Pero uno de los mayores problemas con el encuadre de los estudiantes chinos como una amenaza a la seguridad nacional es que las supuestas actividades de una franja radical se conectan en la imaginación pública con los estudiantes chinos en general. Lamentablemente, cada vez es más común escuchar tanto a los estudiantes nacionales como al personal de la universidad expresar desconfianza hacia los estudiantes chinos que pregonan juicios, asumiendo que todos deben ser políticos engañados con el cerebro en el mejor de los casos o en el peor, agentes durmientes del partido. De hecho, el debate australiano se ha vuelto tan acalorado, reductivo y polarizado que algunos académicos chino-australianos e incluso académicos no chinos de China se sienten cada vez más reacios a desafiar el discurso de la infiltración del campus por parte del Partido Comunista Chino por temor a ser ellos mismos etiquetados como sus títeres.

Es verdaderamente irónico que la retórica de aquellos que pretenden apreciar la libertad de expresión y los valores liberales conduzca a una atmósfera de paranoia y desconfianza de la Guerra Fría. Una carta abierta firmada por 79 de los prominentes académicos chinos de la nación llama la atención crítica sobre los efectos contraproducentes del debate actual. Las acusaciones de que los estudiantes chinos perjudican la libertad académica obviamente también alienan a los estudiantes mismos, quienes se vuelven asediados y a la defensiva frente al aluvión de ataques públicos. Esto representa una oportunidad perdida para que la academia australiana involucre a estos estudiantes de manera efectiva.

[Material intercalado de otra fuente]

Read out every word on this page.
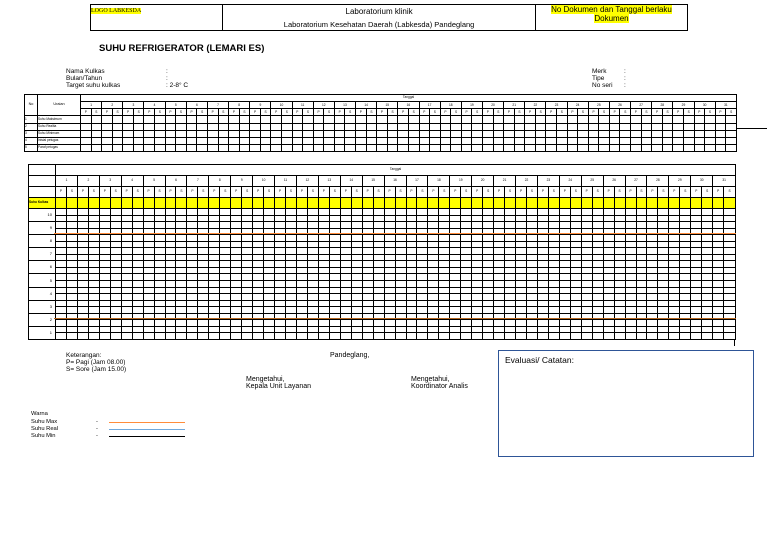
LOGO LABKESDA	Laboratorium klinik
Laboratorium Kesehatan Daerah (Labkesda) Pandeglang
	No Dokumen dan Tanggal berlaku Dokumen
SUHU REFRIGERATOR (LEMARI ES)
Nama Kulkas	:
Bulan/Tahun	:
Target suhu kulkas	: 2-8° C
Merk	:
Tipe	:
No seri	:
No	Uraian	Tanggal																																																													
		1		2		3		4		5		6		7		8		9		10		11		12		13		14		15		16		17		18		19		20		21		22		23		24		25		26		27		28		29		30		31	
		P	S	P	S	P	S	P	S	P	S	P	S	P	S	P	S	P	S	P	S	P	S	P	S	P	S	P	S	P	S	P	S	P	S	P	S	P	S	P	S	P	S	P	S	P	S	P	S	P	S	P	S	P	S	P	S	P	S	P	S	P	S
1	Suhu Maksimum																																																														
2	Suhu Realita																																																														
3	Suhu Minimum																																																														
4	Inisial petugas																																																														
5	Paraf petugas																																																														
	Tanggal																																																													
	1		2		3		4		5		6		7		8		9		10		11		12		13		14		15		16		17		18		19		20		21		22		23		24		25		26		27		28		29		30		31	
	P	S	P	S	P	S	P	S	P	S	P	S	P	S	P	S	P	S	P	S	P	S	P	S	P	S	P	S	P	S	P	S	P	S	P	S	P	S	P	S	P	S	P	S	P	S	P	S	P	S	P	S	P	S	P	S	P	S	P	S	P	S
Suhu Kulkas																																																														
10																																																														

9																																																														

8																																																														

7																																																														

6																																																														

5																																																														

4																																																														

3																																																														

2																																																														

1																																																														

Keterangan:
P= Pagi (Jam 08.00)
S= Sore (Jam 15.00)
Pandeglang,
Mengetahui,
Kepala Unit Layanan
Mengetahui,
Koordinator Analis
Evaluasi/ Catatan:
Warna
Suhu Max	-
Suhu Real	-
Suhu Min	-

Las hijas e hijos de las clases medias y de élite de China, estos estudiantes figurarán entre los futuros líderes de China. Que estén estudiando en tales números en Australia, Estados Unidos y Europa representa una oportunidad única para involucrarlos intelectual y socialmente. Un compromiso respetuoso mutuo podría enriquecer y transformar la comprensión de los estudiantes chinos sobre el mundo contemporáneo y su lugar dentro de él, y nuestra propia comprensión de una China en ascenso y nuestra relación con ella. Gracias a la simplificación excesiva de cuestiones clave en los debates actuales, desafortunadamente estas oportunidades siguen sin realizarse.

Fran Martin es profesor asociado y lector en estudios culturales en la Universidad de Melbourne. Su investigación se centra en la televisión, el cine, la literatura y la cultura de Internet en la esfera cultural internacional de China, con una especialización en género y sexualidad queer. Actualmente está trabajando en un proyecto de cinco años de ARC Future Fellowship para investigar las experiencias de los estudiantes chinos en Australia.